En 2019, 629 millions d'euros ont été collectés par le biais du financement participatif auprès d'1,2 million de personnes , soit une augmentation de plus de 56 % par rapport à l'année 2018 (402 millions d'euros) et un montant près de quatre fois plus élevé que celui constaté
en 2015 (167 millions d'euros), première année de pleine application de la règlementation française en matière de financement participatif. 13 % étaient des dons, 6 % des investissements et 81 % des prêts ou des obligations 184 ( * ) . Les acteurs du financement participatif prennent donc une importance croissante, et avec eux les enjeux en matière de diligences et de protection des épargnants.

Dans son analyse nationale des risques 185 ( * ) , publiée en 2019, le Conseil d'orientation de la lutte contre le blanchiment de capitaux et le financement du terrorisme (COLB) faisait état d'une menace modérée pour le secteur du financement participatif mais de vulnérabilités élevées , en dépit des évolutions intervenues pour que les plateformes de prêts et de dons s'enregistrent sous le statut d'intermédiaire en financement participatif (IFP), relevant de l'ACPR 186 ( * ) et enregistré auprès de l'Orias. Le COLB relevait ainsi une mobilisation insuffisante des plateformes au titre de leurs obligations de lutte contre le blanchiment des capitaux et le financement du terrorisme (LCB-FT). Une évaluation « risque global élevé » a donc été attribué à ces acteurs.

Ces inquiétudes ont été relayées par Tracfin. Dans son rapport d'analyse publié en décembre 2019, le service de renseignement observait que « les collectes de fonds en ligne transitant par (...) des sites de cagnottes en ligne présent[ai]ent un risque important en matière de financement du terrorisme ». Ces constats se sont accompagnés d'une hausse des déclarations de soupçons reçues par Tracfin 187 ( * ) : de 3 en 2019 à 12 en 2020 pour celles en provenance des conseillers en investissement participatif, de 1 751 en 2019 à 2 106 en 2020 pour les déclarations de soupçon transmises par les intermédiaires en investissement participatif. Sur le total de ces 2 118 déclarations en 2020, 1 412 avaient trait au financement du terrorisme, pour des enjeux financiers estimés à 7,22 millions d'euros.

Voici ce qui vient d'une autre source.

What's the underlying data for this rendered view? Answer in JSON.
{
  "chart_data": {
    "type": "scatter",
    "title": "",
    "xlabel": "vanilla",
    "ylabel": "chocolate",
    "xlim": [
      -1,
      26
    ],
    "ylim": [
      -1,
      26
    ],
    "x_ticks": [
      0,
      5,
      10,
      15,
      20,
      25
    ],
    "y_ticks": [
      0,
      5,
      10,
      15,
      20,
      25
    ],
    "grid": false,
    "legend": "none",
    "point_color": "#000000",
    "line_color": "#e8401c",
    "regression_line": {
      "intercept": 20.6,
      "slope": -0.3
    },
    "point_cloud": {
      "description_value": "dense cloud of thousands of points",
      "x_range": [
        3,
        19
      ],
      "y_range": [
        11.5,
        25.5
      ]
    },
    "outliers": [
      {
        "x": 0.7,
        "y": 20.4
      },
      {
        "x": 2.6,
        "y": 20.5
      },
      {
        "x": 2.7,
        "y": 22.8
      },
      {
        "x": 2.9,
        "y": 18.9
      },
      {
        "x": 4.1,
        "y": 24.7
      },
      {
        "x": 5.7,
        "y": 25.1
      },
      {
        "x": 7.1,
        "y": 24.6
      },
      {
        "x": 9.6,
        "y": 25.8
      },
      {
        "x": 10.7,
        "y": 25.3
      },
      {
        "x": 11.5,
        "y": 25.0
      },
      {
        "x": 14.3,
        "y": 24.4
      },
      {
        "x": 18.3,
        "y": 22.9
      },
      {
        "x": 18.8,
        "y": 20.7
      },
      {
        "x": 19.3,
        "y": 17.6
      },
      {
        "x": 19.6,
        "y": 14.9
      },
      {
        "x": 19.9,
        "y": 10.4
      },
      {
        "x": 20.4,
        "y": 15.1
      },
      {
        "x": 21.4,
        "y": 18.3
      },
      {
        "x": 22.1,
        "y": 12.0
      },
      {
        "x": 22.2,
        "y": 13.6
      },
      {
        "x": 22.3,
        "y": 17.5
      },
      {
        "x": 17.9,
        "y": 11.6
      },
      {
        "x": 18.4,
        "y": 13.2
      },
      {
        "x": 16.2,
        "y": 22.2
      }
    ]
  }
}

Des progrès sont à noter dans le cadre de l'article 41 du portant diverses dispositions d'adaptation au droit de l'Union européenne dans le domaine des transports, de l'environnement, de l'économie et des finances 188 ( * ) , qui habilite le Gouvernement à prendre par ordonnance les mesures relevant du domaine de la loi et permettant notamment de modifier les dispositions encadrant la supervision des activités de financement participatif , pour assujettir les cagnottes en ligne aux obligations de lutte contre le blanchiment d'argent et le financement du terrorisme (LCB-FT).

Comme le rappelait Hervé Maurey dans son rapport sur le projet de loi 189 ( * ) , l'ACPR et Tracfin ont en parallèle alerté à plusieurs reprises sur les difficultés rencontrées avec ces acteurs, qui profitent des ambiguïtés de la règlementation pour échapper à la déclaration sous le statut d'intermédiaire en financement participatif , qualification qui impose l'assujettissement au dispositif LBC-FT et donc des diligences spécifiques (vérification de l'identité des clients et des bénéficiaires effectifs, surveillance des opérations, déclarations de soupçon le cas échéant).

Les rapporteurs estiment donc que les efforts entamés pour réguler davantage les plateformes de financement participatif et protéger les épargnants - liés notamment aux avertissements sur le caractère risqué des projets, aux indications sur les dates de début et de fin des projets, aux précisions factuelles sur la nature et le contenu du projet et à l'information sur le taux de défaillance trimestriel des projets mis en ligne - doivent trouver un prolongement en matière de LBC-FT . Il s'agit ici non pas d'une protection liée à la performance ou au rendement du produit, d'autant que certains participants font le choix du don ou du prêt non onéreux, mais de protéger l'épargnant de bonne foi de toute implication dans un circuit de financement douteux .

Les rapporteurs proposent dans ce cadre d' assujettir systématiquement les acteurs du financement participatif à une obligation de reporting auprès de l'ACPR . Aujourd'hui, l'ACPR peut décider de les soumettre à son contrôle dans le cadre d'une mission sur place portant sur la règlementation en matière de protection de la clientèle ou sur le dispositif de prévention du LBC-FT mais les acteurs ne sont pas soumis à l'obligation régulière de transmettre des informations sur leurs activités, leurs règles de gouvernance et leur organisation.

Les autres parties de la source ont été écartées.